Monday, July 05, 2010

Death by details

There are a million little things to be done here this week - we are closing on the townhouse and leaving for a northern sweep that involves visiting my family in Canada, wasting time until the next weekend (anyone got any recommendations on stuff to do in Quebec City?), visiting my parents and then stopping by my brother-in-law's place. Then we come back here to Nice State, pack up the apartment.

Our house isn't going to sell before we have to be in New State, so we are debating if we should go ahead and move out or not. We have enough furniture here in Nice State, which adjoins New State, that we could manage indefinitely with it. But I hate for Offspring to start middle school and to have all the other changes that are upcoming with the rest of us with all of our furniture that folds or deflates for storage. Maybe I'm too particular.

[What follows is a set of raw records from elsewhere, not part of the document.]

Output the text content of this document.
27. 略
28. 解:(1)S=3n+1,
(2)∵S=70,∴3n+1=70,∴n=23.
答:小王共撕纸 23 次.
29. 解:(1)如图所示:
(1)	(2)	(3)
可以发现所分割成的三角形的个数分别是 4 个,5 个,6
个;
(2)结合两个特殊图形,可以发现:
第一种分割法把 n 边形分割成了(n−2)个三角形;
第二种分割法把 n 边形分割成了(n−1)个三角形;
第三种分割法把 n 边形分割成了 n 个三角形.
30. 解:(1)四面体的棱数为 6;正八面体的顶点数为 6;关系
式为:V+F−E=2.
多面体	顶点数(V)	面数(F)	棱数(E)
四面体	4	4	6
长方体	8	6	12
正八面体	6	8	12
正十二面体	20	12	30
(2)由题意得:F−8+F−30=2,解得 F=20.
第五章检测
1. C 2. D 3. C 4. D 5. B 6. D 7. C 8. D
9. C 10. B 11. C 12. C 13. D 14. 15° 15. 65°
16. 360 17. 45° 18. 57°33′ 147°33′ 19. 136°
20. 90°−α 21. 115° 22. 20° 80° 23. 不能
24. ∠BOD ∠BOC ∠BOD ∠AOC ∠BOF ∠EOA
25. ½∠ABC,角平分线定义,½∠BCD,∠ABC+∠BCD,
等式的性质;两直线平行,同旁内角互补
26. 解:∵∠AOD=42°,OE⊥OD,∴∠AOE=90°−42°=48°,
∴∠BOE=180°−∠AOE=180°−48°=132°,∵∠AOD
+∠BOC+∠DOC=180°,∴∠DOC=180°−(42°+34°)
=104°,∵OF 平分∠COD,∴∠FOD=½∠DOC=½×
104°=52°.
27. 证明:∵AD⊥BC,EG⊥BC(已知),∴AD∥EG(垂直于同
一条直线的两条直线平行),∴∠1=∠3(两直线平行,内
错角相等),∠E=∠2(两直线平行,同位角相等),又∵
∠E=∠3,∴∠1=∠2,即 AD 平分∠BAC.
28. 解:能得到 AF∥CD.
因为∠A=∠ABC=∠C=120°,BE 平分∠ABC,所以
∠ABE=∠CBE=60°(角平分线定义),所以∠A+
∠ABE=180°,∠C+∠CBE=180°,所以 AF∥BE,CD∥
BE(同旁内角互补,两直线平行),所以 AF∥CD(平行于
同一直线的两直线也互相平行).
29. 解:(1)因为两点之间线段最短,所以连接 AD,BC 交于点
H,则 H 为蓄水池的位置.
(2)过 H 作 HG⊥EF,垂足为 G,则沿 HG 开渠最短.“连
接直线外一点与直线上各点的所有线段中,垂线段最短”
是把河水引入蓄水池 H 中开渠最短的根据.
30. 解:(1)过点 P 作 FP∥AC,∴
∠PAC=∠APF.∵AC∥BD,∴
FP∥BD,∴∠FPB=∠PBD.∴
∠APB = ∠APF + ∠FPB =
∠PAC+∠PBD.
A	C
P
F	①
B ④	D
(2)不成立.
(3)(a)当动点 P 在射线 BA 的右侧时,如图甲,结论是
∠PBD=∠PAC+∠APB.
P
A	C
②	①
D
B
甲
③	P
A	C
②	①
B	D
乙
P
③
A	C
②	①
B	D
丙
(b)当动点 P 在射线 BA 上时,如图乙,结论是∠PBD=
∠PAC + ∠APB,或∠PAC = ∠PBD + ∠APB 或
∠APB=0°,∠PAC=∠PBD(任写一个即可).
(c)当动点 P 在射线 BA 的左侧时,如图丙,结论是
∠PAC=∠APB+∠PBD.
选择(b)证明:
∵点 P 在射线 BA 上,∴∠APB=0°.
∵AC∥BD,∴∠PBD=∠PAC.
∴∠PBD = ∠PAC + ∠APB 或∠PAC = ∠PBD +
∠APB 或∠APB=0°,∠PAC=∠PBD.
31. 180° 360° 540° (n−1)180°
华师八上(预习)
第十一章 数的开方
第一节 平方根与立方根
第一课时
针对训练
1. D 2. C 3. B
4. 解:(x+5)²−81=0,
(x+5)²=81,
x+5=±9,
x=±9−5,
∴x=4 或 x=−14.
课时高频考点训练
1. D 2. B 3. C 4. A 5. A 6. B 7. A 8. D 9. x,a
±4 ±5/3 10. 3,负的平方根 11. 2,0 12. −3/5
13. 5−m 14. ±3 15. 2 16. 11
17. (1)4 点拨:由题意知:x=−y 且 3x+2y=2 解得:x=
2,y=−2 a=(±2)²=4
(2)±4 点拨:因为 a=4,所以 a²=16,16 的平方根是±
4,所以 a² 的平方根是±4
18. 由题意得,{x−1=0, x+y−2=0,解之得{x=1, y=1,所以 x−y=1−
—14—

Still no definitive word on the job for Spouse, and I am really starting to wonder if we have made a foolish decision.

Saturday, July 03, 2010

How to concern the people next to you at the Drive In


  1. See miracle fruit on Food Network while watching with your kid
  2. Purchase miracle fruit tablets at Think Geek
  3. Give miracle fruit tablets to Offspring for 11th birthday
  4. Fill cooler with cut up limes, lemons, oranges, grapefruit, dill pickles and sauerkraut
  5. Take tablets and coolers to drive in when you arrive 1 hour before showtime
  6. Use tablets; eat items from cooler
  7. Wait for Offspring's less-than-dulcet tones to carry with phrases like "Wow, this is the best stuff ever. I LOVE this. I can't believe you got this for my birthday."



The tablets do work. It's pretty neat. I don't recommend public consumption with your loud children.

Thursday, July 01, 2010

This and that

So Spouse returns today. I think he had a good trip - got a few things done at work, quite a bit done around the house,* and enjoyed seeing some friends in Central State. The girls were a little bit difficult while he was gone, especially Bun. This reminds me that a) tag team parenting really does work well, b) I am glad I'm not a single Mom and c) I would be a much poorer mother if I stayed at home.

Sadly, there is still no contract for Spouse, so I guess there is still a chance he might stay at PrettyGood next (they again made noises about wanting him to stay for a transition year while he was down there), so perhaps I will be an inferior single Mom next year. NewState did finally pass a budget, so I hope this means we will hear soon? I am not familiar with the machinations of state budgets, but his new school is publishing a comparison between what the university system asked for and what it ended up getting. Apparently, it wasn't all that was wanted, but was much better than feared. I hope this bodes well.